Challenges to error diagnosis in hadoop ecosystems

  • Authors:
  • Jim Li;Siyuan He;Liming Zhu;Xiwei Xu;Min Fu;Len Bass;Anna Liu;An Binh Tran

  • Affiliations:
  • NICTA, Sydney, Australia;Citibank, Toronto, Canada;NICTA, Sydney, Australia and School of Computer Science and Engineering, University of New South Wales, Sydney, Australia;NICTA, Sydney, Australia;School of Computer Science and Engineering, University of New South Wales, Sydney, Australia;NICTA, Sydney, Australia and School of Computer Science and Engineering, University of New South Wales, Sydney, Australia;NICTA, Sydney, Australia and School of Computer Science and Engineering, University of New South Wales, Sydney, Australia;School of Computer Science and Engineering, University of New South Wales, Sydney, Australia

  • Venue:
  • LISA'13 Proceedings of the 27th international conference on Large Installation System Administration
  • Year:
  • 2013

Quantified Score

Hi-index 0.00

Visualization

Abstract

Deploying a large-scale distributed ecosystem such as HBase/Hadoop in the cloud is complicated and error-prone.
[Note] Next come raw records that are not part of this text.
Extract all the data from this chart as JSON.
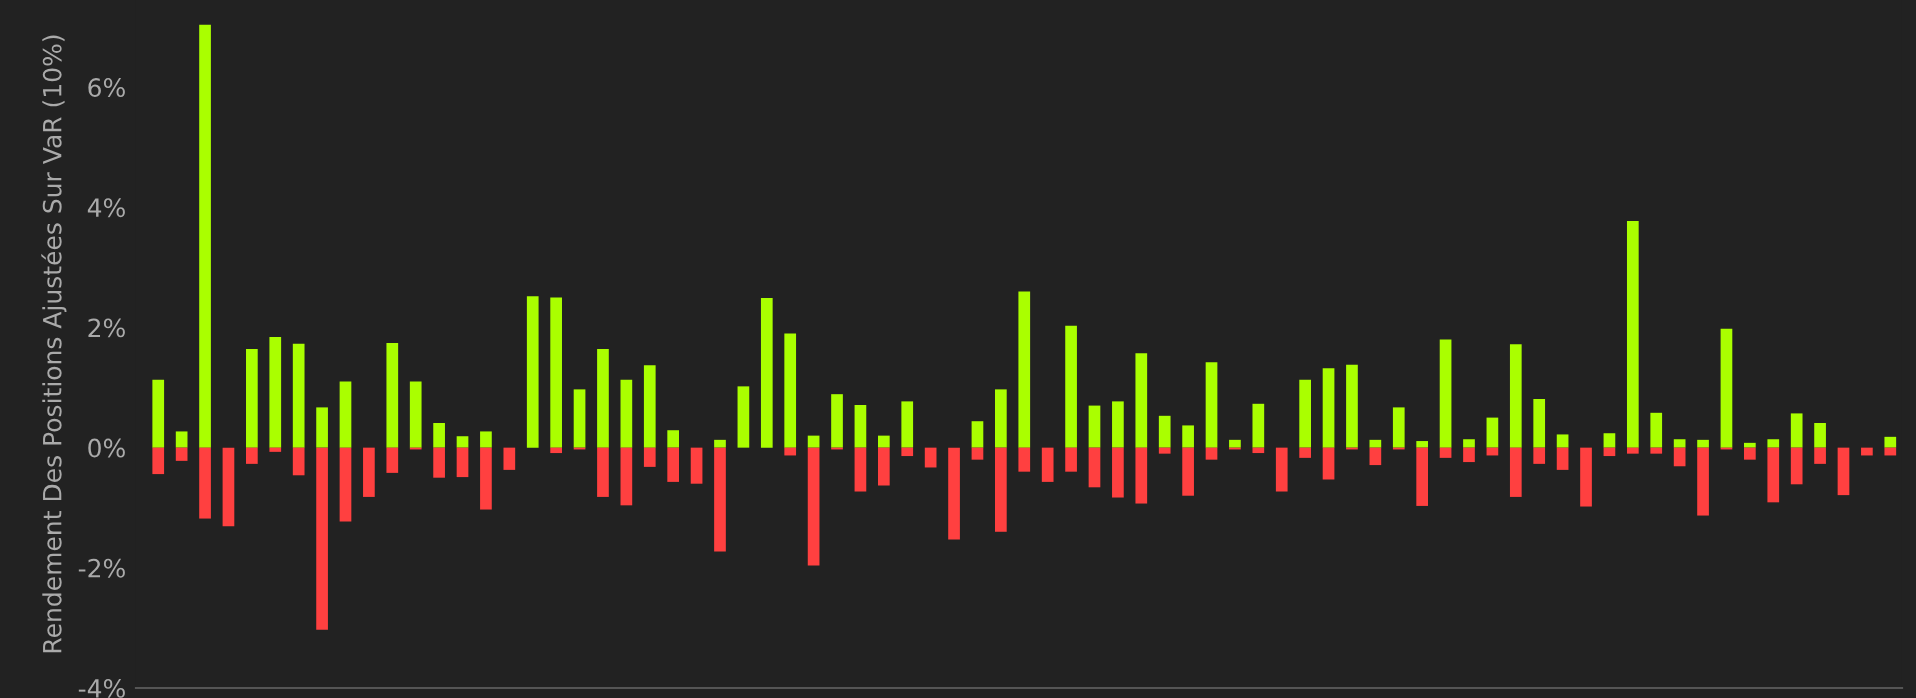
{
  "chart_data": {
    "type": "bar",
    "stacked": true,
    "ylabel": "Rendement Des Positions Ajustées Sur VaR (10%)",
    "categories": [
      null,
      null,
      null,
      null,
      null,
      null,
      null,
      null,
      null,
      null,
      null,
      null,
      null,
      null,
      null,
      null,
      null,
      null,
      null,
      null,
      null,
      null,
      null,
      null,
      null,
      null,
      null,
      null,
      null,
      null,
      null,
      null,
      null,
      null,
      null,
      null,
      null,
      null,
      null,
      null,
      null,
      null,
      null,
      null,
      null,
      null,
      null,
      null,
      null,
      null,
      null,
      null,
      null,
      null,
      null,
      null,
      null,
      null,
      null,
      null,
      null,
      null,
      null,
      null,
      null,
      null,
      null,
      null,
      null,
      null,
      null,
      null,
      null,
      null,
      null
    ],
    "series": [
      {
        "color": "#aaff00",
        "values": [
          1.13,
          0.27,
          7.04,
          0,
          1.64,
          1.84,
          1.73,
          0.67,
          1.1,
          0,
          1.74,
          1.1,
          0.41,
          0.19,
          0.27,
          0,
          2.52,
          2.5,
          0.97,
          1.64,
          1.13,
          1.37,
          0.29,
          0,
          0.13,
          1.02,
          2.49,
          1.9,
          0.2,
          0.89,
          0.71,
          0.2,
          0.77,
          0,
          0,
          0.44,
          0.97,
          2.6,
          0,
          2.03,
          0.7,
          0.77,
          1.57,
          0.53,
          0.37,
          1.42,
          0.13,
          0.73,
          0,
          1.13,
          1.32,
          1.38,
          0.13,
          0.67,
          0.11,
          1.8,
          0.14,
          0.5,
          1.72,
          0.81,
          0.22,
          0,
          0.24,
          3.77,
          0.58,
          0.14,
          0.13,
          1.98,
          0.08,
          0.14,
          0.57,
          0.41,
          0,
          0,
          0.18
        ]
      },
      {
        "color": "#ff4040",
        "values": [
          -0.44,
          -0.22,
          -1.18,
          -1.31,
          -0.27,
          -0.07,
          -0.46,
          -3.03,
          -1.23,
          -0.82,
          -0.42,
          -0.03,
          -0.5,
          -0.49,
          -1.03,
          -0.37,
          0,
          -0.09,
          -0.03,
          -0.82,
          -0.96,
          -0.32,
          -0.57,
          -0.6,
          -1.73,
          0,
          0,
          -0.13,
          -1.96,
          -0.03,
          -0.73,
          -0.63,
          -0.14,
          -0.33,
          -1.53,
          -0.2,
          -1.4,
          -0.4,
          -0.57,
          -0.4,
          -0.66,
          -0.83,
          -0.93,
          -0.1,
          -0.8,
          -0.2,
          -0.03,
          -0.09,
          -0.73,
          -0.17,
          -0.53,
          -0.03,
          -0.29,
          -0.03,
          -0.97,
          -0.17,
          -0.24,
          -0.13,
          -0.82,
          -0.27,
          -0.37,
          -0.98,
          -0.14,
          -0.1,
          -0.1,
          -0.31,
          -1.13,
          -0.03,
          -0.2,
          -0.91,
          -0.61,
          -0.27,
          -0.79,
          -0.13,
          -0.13
        ]
      }
    ],
    "ylim": [
      -4,
      7.45
    ],
    "yticks": [
      {
        "value": -4,
        "label": "-4%"
      },
      {
        "value": -2,
        "label": "-2%"
      },
      {
        "value": 0,
        "label": "0%"
      },
      {
        "value": 2,
        "label": "2%"
      },
      {
        "value": 4,
        "label": "4%"
      },
      {
        "value": 6,
        "label": "6%"
      }
    ],
    "grid": false,
    "legend": false
  }
}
Multiple layers of largely independently evolving software are deployed across distributed nodes on third party infrastructures. In addition to software incompatibility and typical misconfiguration within each layer, many subtle and hard to diagnose errors happen due to misconfigurations across layers and nodes. These errors are difficult to diagnose because of scattered log management and lack of ecosystem-awareness in many diagnosis tools and processes. We report on some failure experiences in a real world deployment of HBase/Hadoop and propose some initial ideas for better trouble-shooting during deployment. We identify the following types of subtle errors and the corresponding challenges in trouble-shooting: 1) dealing with inconsistency among distributed logs, 2) distinguishing useful information from noisy logging, and 3) probabilistic determination of root causes.